I knew in advance of reading that Flannery O'Connor was a devout Catholic. A number of times through this work, I stopped and asked myself if I would be interpreting the material differently if I hadn't known she was a devout Catholic. This book is not marketing material for Christianity, the faithful here are tormented and ugly. I found one or two reviewers that said they read it as a cautionary tale about fundamentalism, I don't see how anyone could support that claim. While the images of religion can be stark at times, the pains of the faith are clearly something the author feels must be borne. The cautionary note here is about trying to suppress something seeded strongly inside you. Rayber has avoided the fundamentalist zeal, but he pays the highest price for his success.

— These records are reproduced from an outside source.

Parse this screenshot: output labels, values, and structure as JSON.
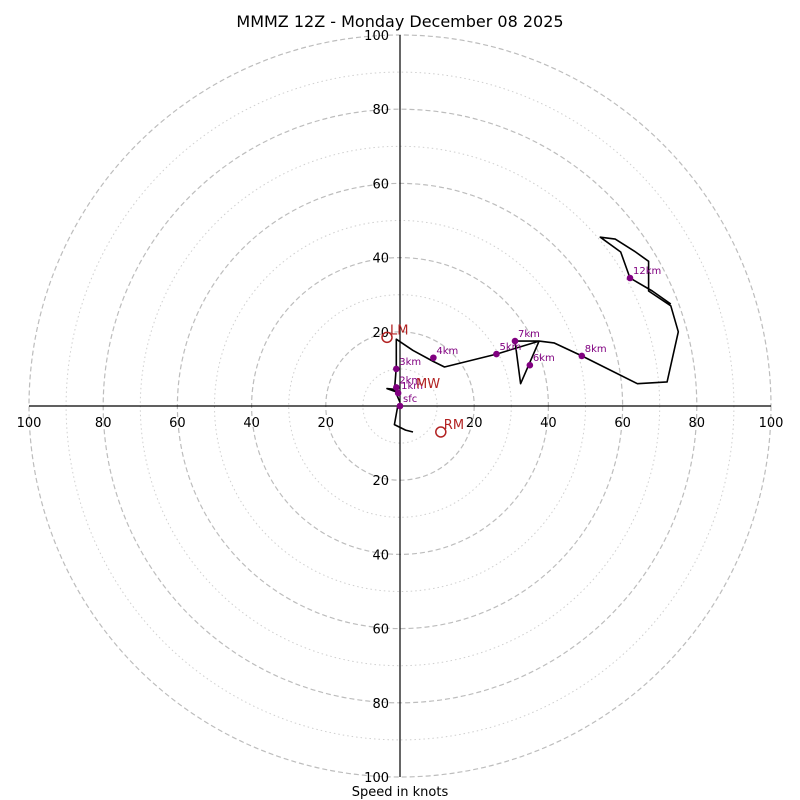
{
  "chart_data": {
    "type": "hodograph",
    "title": "MMMZ 12Z - Monday December 08 2025",
    "xlabel": "Speed in knots",
    "ylabel": "",
    "xlim": [
      -100,
      100
    ],
    "ylim": [
      -100,
      100
    ],
    "rings_major": [
      20,
      40,
      60,
      80,
      100
    ],
    "rings_minor": [
      10,
      30,
      50,
      70,
      90
    ],
    "ticks": [
      {
        "label": "100",
        "value": 100
      },
      {
        "label": "80",
        "value": 80
      },
      {
        "label": "60",
        "value": 60
      },
      {
        "label": "40",
        "value": 40
      },
      {
        "label": "20",
        "value": 20
      }
    ],
    "grid": true,
    "line": [
      [
        0,
        1
      ],
      [
        -1.5,
        4.5
      ],
      [
        -3.5,
        4.7
      ],
      [
        -1.5,
        4
      ],
      [
        -1,
        10.5
      ],
      [
        -1,
        18
      ],
      [
        3.5,
        15
      ],
      [
        9,
        12
      ],
      [
        12,
        10.5
      ],
      [
        26,
        14
      ],
      [
        37.5,
        17.5
      ],
      [
        32.5,
        6
      ],
      [
        31,
        17.5
      ],
      [
        37.5,
        17.5
      ],
      [
        41.5,
        17
      ],
      [
        49,
        13.5
      ],
      [
        64,
        6
      ],
      [
        72,
        6.5
      ],
      [
        75,
        20
      ],
      [
        73,
        27
      ],
      [
        67,
        31
      ],
      [
        67,
        39
      ],
      [
        63.5,
        41.5
      ],
      [
        58,
        45
      ],
      [
        54,
        45.5
      ],
      [
        59.5,
        41.5
      ],
      [
        62,
        34.5
      ],
      [
        68,
        31
      ],
      [
        73,
        27.5
      ]
    ],
    "tail": [
      [
        -0.5,
        0.5
      ],
      [
        -1.5,
        -5
      ],
      [
        1.5,
        -6.5
      ],
      [
        3.5,
        -7
      ]
    ],
    "heights": [
      {
        "label": "sfc",
        "u": 0,
        "v": 0
      },
      {
        "label": "1km",
        "u": -0.5,
        "v": 3.5
      },
      {
        "label": "2km",
        "u": -1,
        "v": 5
      },
      {
        "label": "3km",
        "u": -1,
        "v": 10
      },
      {
        "label": "4km",
        "u": 9,
        "v": 13
      },
      {
        "label": "5km",
        "u": 26,
        "v": 14
      },
      {
        "label": "6km",
        "u": 35,
        "v": 11
      },
      {
        "label": "7km",
        "u": 31,
        "v": 17.5
      },
      {
        "label": "8km",
        "u": 49,
        "v": 13.5
      },
      {
        "label": "12km",
        "u": 62,
        "v": 34.5
      }
    ],
    "motions": [
      {
        "label": "LM",
        "u": -3.5,
        "v": 18.5,
        "circle": true
      },
      {
        "label": "RM",
        "u": 11,
        "v": -7,
        "circle": true
      },
      {
        "label": "MW",
        "u": 3.5,
        "v": 4,
        "circle": false
      }
    ],
    "colors": {
      "line": "#000000",
      "points": "#800080",
      "motions": "#b22222",
      "grid": "#bdbdbd"
    }
  }
}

At the end, I asked myself if my knowledge about her beliefs caused me to interpret differently, I came to the conclusion that it would not. There is a lucid honesty to this that paints her theology in all its Catholic torment. O'Connor said her work was representative of Christian Realism.

I liked this book, mostly because it presented a sort of faith that I can understand. It comes back around to passion, in it's old meaning of suffering. Her faith is one of great violence, not one of a warm grandfather. Reality is full of violence, as is the Bible. Is violence in conflict with God, or a core component of God? I think it is a type of theology that is deeply unpopular in mainstream North America right now. When I say that I can understand this sort of religiousness, I don't mean that I like it. I mean that the torment and the absence of God in this sort of religion at least aligns with the reality we see around us. No troubling ellipses here.

3 comments:

Jeanne said...

Growing up in the American South, it never occurred to me to read O'Connor as a Roman Catholic. In this one and Wise Blood, her character are deformed and twisted by misplaced faith, which doesn't seem exotic in a place where you can pass five different non-denominational variations on southern baptist churches in as many miles.

E Maki said...

There is a scene in this book which I am pretty sure is a representation of a Southern protestant church, likely a satire of a style of religion I am totally unfamiliar. I am highly removed from the culture here, so some of this was lost on me. I'm not sure she understood the protestant mind any more than she understood the secular mind, but it is hard for me to say from this position.

I haven't read anything else by her. Do you recommend Wise Blood? I was thinking about looking at some of the short stories at some point.

Jeanne said...

Wise Blood is very much like this one--disturbing. The short stories are better, I think.